The data from TESS shows a distant object getting brighter over the course of several days in January 2019. A tidal disruption event like this occurs when a star passes too close to a black hole. It becomes trapped in the black hole’s gravity and spirals in toward the event horizon. In the process, the extreme gravity breaks the star apart into an elongated stream of gas. Some of the matter escapes into space, but most of it forms an accretion disk around the black hole and is eventually consumed.
TESS saw the first hint of the event now known as ASASSN-19bt on January 21st, 2019. It took place about 375 million light years away in a galaxy called 2MASX J07001137-6602251. The black hole is believed to be 6 million times as massive as the sun. Luckily, the break-up of the star was quite bright, and it happened in the satellite’s continuous viewing zone above the south pole.
TESS only transmits data to Earth every two weeks, and it needs to be processed at NASA’s Ames Research Center before anyone can evaluate it. So, no one knew TESS had seen ASASSN-19bt until March. The All-Sky Automated Survey for Supernovae (ASAS-SN) is a network of robotic telescopes designed to detect events like ASASSN-19bt. However, ASAS-SN didn’t see the event until a week after TESS. Astronomers were able to gather data from ASASSN-19bt with the ASAS-SN array as usual before they knew anything about TESS’s observation.

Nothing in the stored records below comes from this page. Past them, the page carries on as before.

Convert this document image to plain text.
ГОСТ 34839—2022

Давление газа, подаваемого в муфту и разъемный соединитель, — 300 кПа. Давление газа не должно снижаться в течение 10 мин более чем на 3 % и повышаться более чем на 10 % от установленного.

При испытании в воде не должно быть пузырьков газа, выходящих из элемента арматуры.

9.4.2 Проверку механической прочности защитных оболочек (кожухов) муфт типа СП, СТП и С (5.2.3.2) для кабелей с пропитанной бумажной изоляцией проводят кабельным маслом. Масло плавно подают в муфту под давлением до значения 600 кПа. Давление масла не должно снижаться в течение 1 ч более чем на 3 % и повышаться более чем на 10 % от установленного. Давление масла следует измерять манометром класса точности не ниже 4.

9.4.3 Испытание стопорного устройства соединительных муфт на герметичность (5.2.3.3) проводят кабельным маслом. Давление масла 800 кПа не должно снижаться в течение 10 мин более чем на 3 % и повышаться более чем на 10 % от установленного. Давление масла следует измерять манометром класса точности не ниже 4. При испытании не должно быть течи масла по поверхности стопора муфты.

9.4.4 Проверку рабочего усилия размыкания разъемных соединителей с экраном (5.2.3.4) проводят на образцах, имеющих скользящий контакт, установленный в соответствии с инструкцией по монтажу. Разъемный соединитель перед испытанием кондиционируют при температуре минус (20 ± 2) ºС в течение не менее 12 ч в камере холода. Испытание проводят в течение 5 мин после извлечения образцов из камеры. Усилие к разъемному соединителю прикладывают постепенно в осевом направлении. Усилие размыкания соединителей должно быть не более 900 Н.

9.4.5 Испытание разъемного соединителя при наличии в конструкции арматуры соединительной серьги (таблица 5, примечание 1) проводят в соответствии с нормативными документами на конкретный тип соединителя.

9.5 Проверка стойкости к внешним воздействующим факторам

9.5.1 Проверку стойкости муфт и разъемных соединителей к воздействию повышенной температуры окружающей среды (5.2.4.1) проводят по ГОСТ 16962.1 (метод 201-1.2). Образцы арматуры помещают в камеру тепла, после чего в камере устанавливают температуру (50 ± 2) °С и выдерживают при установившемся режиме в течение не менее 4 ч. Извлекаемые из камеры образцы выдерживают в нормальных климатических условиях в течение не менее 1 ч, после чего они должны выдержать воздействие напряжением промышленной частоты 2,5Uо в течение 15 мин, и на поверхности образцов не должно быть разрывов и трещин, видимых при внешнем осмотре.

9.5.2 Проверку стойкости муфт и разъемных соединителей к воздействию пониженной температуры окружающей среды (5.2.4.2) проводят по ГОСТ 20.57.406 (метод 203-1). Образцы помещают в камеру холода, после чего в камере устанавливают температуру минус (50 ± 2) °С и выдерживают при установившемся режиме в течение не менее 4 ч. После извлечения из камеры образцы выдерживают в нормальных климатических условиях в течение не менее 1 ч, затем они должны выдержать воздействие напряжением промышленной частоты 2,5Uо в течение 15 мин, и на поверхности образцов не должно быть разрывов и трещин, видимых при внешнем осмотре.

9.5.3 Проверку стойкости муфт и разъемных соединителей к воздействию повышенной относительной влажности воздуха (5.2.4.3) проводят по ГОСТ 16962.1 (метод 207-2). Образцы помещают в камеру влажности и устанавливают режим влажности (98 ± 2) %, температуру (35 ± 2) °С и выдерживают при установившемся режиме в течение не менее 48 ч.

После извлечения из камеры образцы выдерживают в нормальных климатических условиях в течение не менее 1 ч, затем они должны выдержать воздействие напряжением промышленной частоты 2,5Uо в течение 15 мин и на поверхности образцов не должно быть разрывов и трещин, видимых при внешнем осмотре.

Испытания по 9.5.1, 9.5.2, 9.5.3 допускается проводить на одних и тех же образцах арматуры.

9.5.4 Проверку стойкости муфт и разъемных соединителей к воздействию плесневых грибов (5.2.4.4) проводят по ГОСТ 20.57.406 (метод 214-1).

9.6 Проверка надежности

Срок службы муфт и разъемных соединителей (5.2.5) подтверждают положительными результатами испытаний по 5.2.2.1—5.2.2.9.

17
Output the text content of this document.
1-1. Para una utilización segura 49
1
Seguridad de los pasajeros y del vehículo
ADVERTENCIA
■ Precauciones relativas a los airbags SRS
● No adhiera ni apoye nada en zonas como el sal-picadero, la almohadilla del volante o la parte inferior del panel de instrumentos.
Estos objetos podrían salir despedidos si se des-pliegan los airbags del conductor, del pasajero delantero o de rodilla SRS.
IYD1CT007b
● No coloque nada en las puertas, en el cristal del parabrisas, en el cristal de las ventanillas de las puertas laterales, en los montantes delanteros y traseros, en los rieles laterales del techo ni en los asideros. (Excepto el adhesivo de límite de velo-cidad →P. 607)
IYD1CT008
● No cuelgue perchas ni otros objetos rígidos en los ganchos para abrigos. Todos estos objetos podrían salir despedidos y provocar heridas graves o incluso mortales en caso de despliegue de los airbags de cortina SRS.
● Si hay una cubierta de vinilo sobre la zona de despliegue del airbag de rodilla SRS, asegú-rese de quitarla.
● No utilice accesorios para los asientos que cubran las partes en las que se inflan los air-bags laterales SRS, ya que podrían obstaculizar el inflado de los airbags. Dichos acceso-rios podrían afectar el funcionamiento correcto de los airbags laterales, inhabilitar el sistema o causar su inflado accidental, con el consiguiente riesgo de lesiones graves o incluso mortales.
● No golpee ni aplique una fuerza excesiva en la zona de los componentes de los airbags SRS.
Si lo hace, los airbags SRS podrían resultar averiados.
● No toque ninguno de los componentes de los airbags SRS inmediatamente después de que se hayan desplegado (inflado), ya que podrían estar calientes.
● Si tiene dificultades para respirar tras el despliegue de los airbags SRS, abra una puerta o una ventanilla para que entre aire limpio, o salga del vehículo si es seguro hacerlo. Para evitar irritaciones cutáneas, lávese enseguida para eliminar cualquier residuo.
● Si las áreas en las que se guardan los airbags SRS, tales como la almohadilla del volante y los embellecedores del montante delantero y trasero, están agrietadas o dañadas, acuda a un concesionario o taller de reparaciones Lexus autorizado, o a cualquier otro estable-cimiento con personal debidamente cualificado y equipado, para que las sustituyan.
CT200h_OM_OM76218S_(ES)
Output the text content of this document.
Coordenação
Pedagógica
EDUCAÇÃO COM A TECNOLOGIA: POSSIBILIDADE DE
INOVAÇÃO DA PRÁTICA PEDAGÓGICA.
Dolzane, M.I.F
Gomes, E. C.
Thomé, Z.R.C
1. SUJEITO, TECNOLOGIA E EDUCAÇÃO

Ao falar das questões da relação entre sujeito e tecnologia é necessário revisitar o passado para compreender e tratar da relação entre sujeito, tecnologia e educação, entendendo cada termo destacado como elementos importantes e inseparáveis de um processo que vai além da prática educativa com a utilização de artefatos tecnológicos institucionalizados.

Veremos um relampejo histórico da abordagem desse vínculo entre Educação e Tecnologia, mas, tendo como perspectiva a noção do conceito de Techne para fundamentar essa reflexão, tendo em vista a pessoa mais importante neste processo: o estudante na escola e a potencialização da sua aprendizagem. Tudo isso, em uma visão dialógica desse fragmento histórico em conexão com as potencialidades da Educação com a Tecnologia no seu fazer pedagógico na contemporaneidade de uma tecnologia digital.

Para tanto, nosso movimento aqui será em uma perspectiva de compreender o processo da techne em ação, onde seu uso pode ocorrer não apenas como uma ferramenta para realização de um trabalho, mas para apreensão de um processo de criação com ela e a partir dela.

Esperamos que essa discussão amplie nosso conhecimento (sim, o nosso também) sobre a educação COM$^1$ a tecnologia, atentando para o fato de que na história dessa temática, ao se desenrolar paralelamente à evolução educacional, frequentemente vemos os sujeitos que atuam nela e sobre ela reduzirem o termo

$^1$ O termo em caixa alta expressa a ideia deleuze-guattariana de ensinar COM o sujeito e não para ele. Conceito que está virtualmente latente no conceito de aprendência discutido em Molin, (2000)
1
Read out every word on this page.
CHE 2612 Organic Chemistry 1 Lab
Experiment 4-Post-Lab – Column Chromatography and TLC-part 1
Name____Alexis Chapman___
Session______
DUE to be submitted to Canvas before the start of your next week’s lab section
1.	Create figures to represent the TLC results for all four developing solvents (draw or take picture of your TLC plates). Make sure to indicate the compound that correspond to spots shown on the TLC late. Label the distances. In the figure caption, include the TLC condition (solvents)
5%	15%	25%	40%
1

Having the data from TESS allows scientists to track how ASASSN-19bt behaved when it was still too dim for other instruments to see. The smooth increase in brightness detected by TESS also confirms this was a tidal disruption event and not another high-energy outbursts like a supernova. The TESS observational campaign is still ongoing, so there’s still time to spot some more tidal disruption events. We’re hoping for exoplanets, too.